Заплакал мужик, Подумайте: мастер, век в своей кузнице на себя работал, а тут в сторожа! А делать нечего, спорить не стал. Нужда!
Приставил я его двор караулить, два рубля сорок в неделю, бабе тоже дело нашлось. Два сорок, на своих харчах! Много ли денег-то?.. после прежнего-то достатка?
Хорошо. Вот приставил я его и посматриваю, как мой Мишанька смиряться будет, как сам себя поведет. Ничего! Караулит усердно. И смиряется… Прежде в комнатах у меня сиживал, чай вместе пивали, а теперь на чернорабочем положении, у ворот с дубинкой сидит; а увидит хозяина издали — встает, шапку в руки. Вижу, мужик с понятием. И на стороне тоже прислушиваюсь: не ропщет ли? Нет, ничего не слышно.
Только начинаю вдруг замечать одно обстоятельство. Всю неделю мой Мишанька укрепляется, по субботам слабеет. Раз прохожу — плачет сидит у ворот. Что такое, думаю, а сам, конечно, виду не показываю. Другой раз вижу, — уже и баба с ним, — выбежала из стряпущей, села рядом с мужиком — разливаются, конечно, потихоньку. И так у них пошло: как суббота, да смеркнется, гляжу: они за свое: сидят рядышком и плачут… Долго я понять не мог… Ну, наконец понял.

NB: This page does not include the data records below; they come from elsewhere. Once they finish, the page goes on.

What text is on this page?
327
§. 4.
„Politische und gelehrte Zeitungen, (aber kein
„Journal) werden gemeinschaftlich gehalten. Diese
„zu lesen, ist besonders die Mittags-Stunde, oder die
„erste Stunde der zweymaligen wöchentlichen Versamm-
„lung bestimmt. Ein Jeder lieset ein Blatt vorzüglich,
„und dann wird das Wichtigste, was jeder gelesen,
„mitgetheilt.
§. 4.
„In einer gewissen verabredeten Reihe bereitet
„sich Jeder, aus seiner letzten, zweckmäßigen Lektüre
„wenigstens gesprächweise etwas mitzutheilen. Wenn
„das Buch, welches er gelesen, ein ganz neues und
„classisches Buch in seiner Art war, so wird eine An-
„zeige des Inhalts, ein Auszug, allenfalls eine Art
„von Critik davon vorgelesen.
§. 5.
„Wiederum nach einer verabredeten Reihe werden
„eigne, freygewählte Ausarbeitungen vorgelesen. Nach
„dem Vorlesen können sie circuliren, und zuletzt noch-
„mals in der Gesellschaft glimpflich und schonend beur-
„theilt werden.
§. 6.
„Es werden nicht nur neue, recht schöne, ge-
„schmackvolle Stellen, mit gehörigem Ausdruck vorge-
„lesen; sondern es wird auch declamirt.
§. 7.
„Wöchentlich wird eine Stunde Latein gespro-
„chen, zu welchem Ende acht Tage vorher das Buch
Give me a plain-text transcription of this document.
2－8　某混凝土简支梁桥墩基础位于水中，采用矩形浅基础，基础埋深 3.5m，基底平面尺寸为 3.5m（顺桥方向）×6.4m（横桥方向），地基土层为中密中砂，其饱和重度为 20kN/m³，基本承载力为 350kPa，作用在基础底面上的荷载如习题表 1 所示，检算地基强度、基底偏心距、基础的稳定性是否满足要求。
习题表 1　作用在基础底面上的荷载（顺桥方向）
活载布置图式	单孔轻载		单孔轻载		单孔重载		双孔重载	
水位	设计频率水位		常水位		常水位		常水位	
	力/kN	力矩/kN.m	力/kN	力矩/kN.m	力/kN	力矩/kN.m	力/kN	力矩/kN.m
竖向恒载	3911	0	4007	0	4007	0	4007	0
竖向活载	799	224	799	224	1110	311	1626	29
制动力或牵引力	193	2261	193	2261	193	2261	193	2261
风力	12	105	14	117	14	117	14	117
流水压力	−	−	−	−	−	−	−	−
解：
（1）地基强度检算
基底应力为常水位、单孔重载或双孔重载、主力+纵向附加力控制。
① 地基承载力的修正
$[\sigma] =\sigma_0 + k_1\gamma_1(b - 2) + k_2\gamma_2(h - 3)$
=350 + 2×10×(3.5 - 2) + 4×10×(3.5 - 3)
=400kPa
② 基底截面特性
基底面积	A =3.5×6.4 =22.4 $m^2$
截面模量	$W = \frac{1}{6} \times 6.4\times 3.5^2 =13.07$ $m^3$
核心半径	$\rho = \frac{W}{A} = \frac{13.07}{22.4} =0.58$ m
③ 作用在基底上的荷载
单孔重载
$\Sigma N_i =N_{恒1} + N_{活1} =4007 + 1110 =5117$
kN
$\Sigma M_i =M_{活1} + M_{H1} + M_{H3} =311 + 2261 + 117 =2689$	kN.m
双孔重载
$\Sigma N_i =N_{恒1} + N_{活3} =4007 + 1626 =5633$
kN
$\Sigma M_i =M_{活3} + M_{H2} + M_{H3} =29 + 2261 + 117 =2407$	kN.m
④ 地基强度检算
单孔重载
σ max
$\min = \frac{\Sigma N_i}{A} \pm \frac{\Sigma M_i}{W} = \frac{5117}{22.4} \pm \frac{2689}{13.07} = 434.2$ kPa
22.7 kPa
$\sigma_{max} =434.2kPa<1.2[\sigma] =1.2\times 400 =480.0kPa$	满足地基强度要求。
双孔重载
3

В комнате, где мы разговаривали с Дмитрием Васильевичем, сгустились сумерки, а свечей еще не приносили: Мне видны были только общие, неясные очертания его фигуры; он товставал, то нервно ходил по комнате, утопая в дальнем углу и затем приближаясь ко мне. Теперь он стоял передо мною, и его бледное лицо, с черными глазами, пятном выступало из темноты. Его голос как будто отмяк. Рассказ о Мишаньке, о его смирении, о субботних слезах, видимо, доставлял этому человеку некоторое эстетическое волнение…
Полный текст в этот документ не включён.